I'm trying to run this example code from a medium article.  The article links the source from the tensorflow.org site and the code between the three versions appears to be the same.  However, when I run the code, it will kill my jupyter notiebook kernel during the training.

Here is the error message:

The kernel appears to have died. It will restart automatically.



Here is the blog with the sample code I'm running.
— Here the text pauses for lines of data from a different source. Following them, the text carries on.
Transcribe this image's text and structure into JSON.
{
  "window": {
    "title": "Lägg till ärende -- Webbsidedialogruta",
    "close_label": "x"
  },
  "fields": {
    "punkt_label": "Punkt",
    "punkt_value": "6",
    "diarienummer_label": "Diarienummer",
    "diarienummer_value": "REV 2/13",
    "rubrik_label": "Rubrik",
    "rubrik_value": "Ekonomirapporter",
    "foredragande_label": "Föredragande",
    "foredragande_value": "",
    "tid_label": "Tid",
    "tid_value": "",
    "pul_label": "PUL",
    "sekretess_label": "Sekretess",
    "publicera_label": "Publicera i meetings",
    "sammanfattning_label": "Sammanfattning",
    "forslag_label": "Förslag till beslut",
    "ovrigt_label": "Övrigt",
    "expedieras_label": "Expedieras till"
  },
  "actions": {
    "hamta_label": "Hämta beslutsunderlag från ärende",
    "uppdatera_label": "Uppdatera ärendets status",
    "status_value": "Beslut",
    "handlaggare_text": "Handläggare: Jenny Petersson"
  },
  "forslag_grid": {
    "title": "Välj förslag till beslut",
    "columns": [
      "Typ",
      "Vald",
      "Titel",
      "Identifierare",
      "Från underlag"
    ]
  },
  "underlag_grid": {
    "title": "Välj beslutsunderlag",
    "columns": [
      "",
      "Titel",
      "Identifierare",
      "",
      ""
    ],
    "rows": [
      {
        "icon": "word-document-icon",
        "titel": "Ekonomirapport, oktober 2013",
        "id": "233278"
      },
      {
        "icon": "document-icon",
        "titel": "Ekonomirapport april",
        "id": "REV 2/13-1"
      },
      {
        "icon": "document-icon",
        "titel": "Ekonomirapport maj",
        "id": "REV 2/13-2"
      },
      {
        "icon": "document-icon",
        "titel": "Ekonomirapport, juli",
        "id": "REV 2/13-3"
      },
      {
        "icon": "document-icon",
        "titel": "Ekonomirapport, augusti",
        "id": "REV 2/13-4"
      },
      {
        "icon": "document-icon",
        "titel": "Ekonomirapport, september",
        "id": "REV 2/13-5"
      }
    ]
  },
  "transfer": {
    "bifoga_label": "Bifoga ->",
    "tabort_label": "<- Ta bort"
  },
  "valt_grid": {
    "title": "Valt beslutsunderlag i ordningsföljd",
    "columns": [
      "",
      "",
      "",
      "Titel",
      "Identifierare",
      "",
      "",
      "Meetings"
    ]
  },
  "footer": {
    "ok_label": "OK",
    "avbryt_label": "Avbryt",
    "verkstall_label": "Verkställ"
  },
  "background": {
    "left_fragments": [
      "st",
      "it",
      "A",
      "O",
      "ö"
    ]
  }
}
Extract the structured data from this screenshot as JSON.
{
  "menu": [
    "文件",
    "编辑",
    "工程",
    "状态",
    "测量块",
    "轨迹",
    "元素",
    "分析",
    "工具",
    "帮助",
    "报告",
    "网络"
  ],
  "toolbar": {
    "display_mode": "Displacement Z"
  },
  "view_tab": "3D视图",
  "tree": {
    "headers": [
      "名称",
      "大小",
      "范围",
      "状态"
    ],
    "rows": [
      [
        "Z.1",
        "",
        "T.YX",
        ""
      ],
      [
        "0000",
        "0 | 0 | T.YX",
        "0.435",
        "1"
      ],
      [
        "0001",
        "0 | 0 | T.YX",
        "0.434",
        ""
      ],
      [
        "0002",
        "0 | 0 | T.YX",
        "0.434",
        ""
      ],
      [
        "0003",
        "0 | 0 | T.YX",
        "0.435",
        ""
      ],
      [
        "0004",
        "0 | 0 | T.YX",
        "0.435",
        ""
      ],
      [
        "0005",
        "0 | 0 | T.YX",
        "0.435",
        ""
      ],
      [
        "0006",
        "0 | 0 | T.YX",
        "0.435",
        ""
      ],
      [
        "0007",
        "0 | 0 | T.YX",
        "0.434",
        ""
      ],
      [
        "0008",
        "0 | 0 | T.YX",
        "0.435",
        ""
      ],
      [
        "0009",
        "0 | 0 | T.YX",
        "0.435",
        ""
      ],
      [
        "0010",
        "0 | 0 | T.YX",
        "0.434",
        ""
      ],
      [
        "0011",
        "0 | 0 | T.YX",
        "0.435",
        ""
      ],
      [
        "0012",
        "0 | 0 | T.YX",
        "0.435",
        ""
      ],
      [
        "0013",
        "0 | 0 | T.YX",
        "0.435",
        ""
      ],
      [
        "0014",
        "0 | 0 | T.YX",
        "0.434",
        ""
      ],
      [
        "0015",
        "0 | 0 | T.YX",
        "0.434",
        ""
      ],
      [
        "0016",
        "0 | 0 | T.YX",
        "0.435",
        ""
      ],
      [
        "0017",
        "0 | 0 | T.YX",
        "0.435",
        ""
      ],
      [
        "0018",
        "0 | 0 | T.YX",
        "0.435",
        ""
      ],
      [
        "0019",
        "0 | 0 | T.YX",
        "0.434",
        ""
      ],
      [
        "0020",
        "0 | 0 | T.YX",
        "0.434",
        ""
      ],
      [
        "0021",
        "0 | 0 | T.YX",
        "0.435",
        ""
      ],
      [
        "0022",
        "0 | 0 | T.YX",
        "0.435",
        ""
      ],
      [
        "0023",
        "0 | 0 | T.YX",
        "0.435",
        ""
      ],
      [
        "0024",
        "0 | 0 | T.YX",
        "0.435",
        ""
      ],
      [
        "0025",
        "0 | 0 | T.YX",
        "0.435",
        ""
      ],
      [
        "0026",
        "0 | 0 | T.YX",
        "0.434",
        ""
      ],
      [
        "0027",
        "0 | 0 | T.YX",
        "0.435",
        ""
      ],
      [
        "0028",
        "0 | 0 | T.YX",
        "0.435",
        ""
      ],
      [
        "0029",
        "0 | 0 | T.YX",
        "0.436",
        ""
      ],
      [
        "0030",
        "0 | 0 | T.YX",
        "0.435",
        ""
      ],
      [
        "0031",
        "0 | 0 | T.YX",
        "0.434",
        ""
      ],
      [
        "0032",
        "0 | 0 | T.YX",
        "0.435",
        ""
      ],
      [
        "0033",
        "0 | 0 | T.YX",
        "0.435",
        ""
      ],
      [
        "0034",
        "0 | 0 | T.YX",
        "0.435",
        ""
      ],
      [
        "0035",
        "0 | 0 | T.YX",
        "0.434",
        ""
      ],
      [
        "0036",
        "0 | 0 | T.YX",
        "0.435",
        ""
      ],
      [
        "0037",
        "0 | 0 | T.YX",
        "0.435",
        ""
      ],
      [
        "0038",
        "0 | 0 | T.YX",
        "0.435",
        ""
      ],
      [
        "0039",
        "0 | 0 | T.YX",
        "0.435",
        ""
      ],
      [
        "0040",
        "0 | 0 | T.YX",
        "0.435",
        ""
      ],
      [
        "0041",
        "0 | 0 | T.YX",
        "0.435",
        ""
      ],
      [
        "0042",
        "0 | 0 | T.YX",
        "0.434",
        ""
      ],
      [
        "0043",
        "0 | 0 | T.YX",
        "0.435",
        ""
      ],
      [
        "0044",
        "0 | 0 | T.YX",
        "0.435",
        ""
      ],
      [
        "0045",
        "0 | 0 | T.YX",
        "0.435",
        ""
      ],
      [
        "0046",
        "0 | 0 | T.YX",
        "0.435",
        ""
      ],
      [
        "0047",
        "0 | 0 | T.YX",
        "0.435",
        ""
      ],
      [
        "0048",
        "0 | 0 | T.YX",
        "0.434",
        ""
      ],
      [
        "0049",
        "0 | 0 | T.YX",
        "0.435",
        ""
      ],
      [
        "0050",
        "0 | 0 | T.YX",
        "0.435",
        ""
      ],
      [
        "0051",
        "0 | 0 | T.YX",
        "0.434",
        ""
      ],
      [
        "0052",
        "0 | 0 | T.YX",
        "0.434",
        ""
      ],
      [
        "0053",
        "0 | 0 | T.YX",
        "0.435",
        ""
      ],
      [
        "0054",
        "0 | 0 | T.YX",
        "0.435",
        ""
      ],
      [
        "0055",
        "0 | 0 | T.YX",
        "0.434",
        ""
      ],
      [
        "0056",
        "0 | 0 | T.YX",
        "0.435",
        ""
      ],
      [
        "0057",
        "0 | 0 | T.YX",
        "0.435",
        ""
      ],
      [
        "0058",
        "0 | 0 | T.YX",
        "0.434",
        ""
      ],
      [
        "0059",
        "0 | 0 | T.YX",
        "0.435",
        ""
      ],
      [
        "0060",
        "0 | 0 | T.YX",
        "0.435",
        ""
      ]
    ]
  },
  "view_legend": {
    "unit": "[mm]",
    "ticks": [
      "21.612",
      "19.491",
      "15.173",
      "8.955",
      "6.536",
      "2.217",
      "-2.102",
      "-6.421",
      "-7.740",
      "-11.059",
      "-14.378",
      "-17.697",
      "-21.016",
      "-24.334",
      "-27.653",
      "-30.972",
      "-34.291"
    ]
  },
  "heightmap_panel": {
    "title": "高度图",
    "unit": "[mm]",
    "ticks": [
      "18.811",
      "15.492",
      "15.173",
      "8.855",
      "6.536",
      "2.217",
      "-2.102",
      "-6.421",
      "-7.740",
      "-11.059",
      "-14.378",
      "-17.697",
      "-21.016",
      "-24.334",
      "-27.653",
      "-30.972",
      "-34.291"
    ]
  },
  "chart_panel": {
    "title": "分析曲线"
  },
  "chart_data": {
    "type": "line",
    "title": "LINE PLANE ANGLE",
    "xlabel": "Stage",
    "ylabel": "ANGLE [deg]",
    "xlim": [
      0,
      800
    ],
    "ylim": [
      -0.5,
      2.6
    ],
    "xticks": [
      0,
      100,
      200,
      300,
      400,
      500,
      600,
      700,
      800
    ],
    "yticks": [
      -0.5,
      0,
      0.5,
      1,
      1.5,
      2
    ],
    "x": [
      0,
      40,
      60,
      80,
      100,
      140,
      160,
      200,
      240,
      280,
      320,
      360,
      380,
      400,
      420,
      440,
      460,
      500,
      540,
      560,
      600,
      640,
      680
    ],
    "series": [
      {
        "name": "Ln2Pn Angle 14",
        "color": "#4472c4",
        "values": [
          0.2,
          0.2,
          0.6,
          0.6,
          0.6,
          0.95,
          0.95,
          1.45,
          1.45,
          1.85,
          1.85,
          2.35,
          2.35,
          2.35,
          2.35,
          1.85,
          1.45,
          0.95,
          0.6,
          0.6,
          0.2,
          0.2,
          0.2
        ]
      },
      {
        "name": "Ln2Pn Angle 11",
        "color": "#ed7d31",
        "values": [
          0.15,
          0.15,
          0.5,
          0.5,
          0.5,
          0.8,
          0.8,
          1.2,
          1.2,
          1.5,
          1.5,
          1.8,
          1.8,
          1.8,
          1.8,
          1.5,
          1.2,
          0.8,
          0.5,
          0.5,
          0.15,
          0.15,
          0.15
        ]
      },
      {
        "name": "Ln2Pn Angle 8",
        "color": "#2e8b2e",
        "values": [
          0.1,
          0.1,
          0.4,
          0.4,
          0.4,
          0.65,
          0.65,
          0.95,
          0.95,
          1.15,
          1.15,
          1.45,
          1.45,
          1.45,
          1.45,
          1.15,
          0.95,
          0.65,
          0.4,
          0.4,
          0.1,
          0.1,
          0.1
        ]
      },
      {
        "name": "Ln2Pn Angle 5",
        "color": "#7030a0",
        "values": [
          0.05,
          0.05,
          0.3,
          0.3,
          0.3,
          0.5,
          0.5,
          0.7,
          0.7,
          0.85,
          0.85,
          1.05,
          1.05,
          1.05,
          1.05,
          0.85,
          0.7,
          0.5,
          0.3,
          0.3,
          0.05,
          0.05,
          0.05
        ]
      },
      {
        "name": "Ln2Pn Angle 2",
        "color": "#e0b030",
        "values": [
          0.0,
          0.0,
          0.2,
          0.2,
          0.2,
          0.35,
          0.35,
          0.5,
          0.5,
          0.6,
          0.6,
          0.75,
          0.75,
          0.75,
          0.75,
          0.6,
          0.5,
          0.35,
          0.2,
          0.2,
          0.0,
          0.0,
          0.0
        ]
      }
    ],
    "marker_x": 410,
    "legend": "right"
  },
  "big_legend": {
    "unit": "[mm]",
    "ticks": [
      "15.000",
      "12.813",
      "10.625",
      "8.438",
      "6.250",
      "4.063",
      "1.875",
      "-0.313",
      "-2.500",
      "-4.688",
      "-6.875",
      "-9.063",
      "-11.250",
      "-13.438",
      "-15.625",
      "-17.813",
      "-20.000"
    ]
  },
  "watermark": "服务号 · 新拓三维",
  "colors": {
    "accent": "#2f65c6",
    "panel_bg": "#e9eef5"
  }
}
Here is the section from the blog:

"Then training a Boosted Trees model involves the same process as above:"
 



This is the line which interrupts the kernel:

# The model will stop training once the specified number of trees is built, not 
# based on the number of steps.
est.train(train_input_fn, max_steps=100)




The log for the above cell shows this:

INFO:tensorflow:Calling model_fn.
WARNING:tensorflow:From /home/davis/anaconda3/envs/py3tf2/lib/python3.7/site-packages/tensorflow_core/python/feature_column/feature_column.py:2158: NumericColumn._transform_feature (from tensorflow.python.feature_column.feature_column_v2) is deprecated and will be removed in a future version.
Instructions for updating:
The old _FeatureColumn APIs are being deprecated. Please use the new FeatureColumn APIs instead.
WARNING:tensorflow:From /home/davis/anaconda3/envs/py3tf2/lib/python3.7/site-packages/tensorflow_core/python/feature_column/feature_column.py:2158: IndicatorColumn._transform_feature (from tensorflow.python.feature_column.feature_column_v2) is deprecated and will be removed in a future version.
Instructions for updating:
The old _FeatureColumn APIs are being deprecated. Please use the new FeatureColumn APIs instead.
WARNING:tensorflow:From /home/davis/anaconda3/envs/py3tf2/lib/python3.7/site-packages/tensorflow_core/python/feature_column/feature_column_v2.py:4302: VocabularyListCategoricalColumn._get_sparse_tensors (from tensorflow.python.feature_column.feature_column_v2) is deprecated and will be removed in a future version.
Instructions for updating:
The old _FeatureColumn APIs are being deprecated. Please use the new FeatureColumn APIs instead.
WARNING:tensorflow:From /home/davis/anaconda3/envs/py3tf2/lib/python3.7/site-packages/tensorflow_core/python/feature_column/feature_column.py:2158: VocabularyListCategoricalColumn._transform_feature (from tensorflow.python.feature_column.feature_column_v2) is deprecated and will be removed in a future version.
Instructions for updating:
The old _FeatureColumn APIs are being deprecated. Please use the new FeatureColumn APIs instead.
WARNING:tensorflow:From /home/davis/anaconda3/envs/py3tf2/lib/python3.7/site-packages/tensorflow_estimator/python/estimator/canned/boosted_trees.py:161: to_int32 (from tensorflow.python.ops.math_ops) is deprecated and will be removed in a future version.
Instructions for updating:
Use `tf.cast` instead.
INFO:tensorflow:Done calling model_fn.
INFO:tensorflow:Create CheckpointSaverHook.
WARNING:tensorflow:Issue encountered when serializing resources.
Type is unsupported, or the types of the items don't match field type in CollectionDef. Note this is a warning and probably safe to ignore.
'_Resource' object has no attribute 'name'
INFO:tensorflow:Graph was finalized.
INFO:tensorflow:Running local_init_op.
INFO:tensorflow:Done running local_init_op.
WARNING:tensorflow:Issue encountered when serializing resources.
Type is unsupported, or the types of the items don't match field type in CollectionDef. Note this is a warning and probably safe to ignore.
'_Resource' object has no attribute 'name'
INFO:tensorflow:Saving checkpoints for 0 into /tmp/tmpsjioltem/model.ckpt.
WARNING:tensorflow:Issue encountered when serializing resources.
Type is unsupported, or the types of the items don't match field type in CollectionDef. Note this is a warning and probably safe to ignore.
'_Resource' object has no attribute 'name'
INFO:tensorflow:loss = 0.6931468, step = 0
WARNING:tensorflow:It seems that global step (tf.train.get_global_step) has not been increased. Current value (could be stable): 0 vs previous value: 0. You could increase the global step by passing tf.train.get_global_step() to Optimizer.apply_gradients or Optimizer.minimize.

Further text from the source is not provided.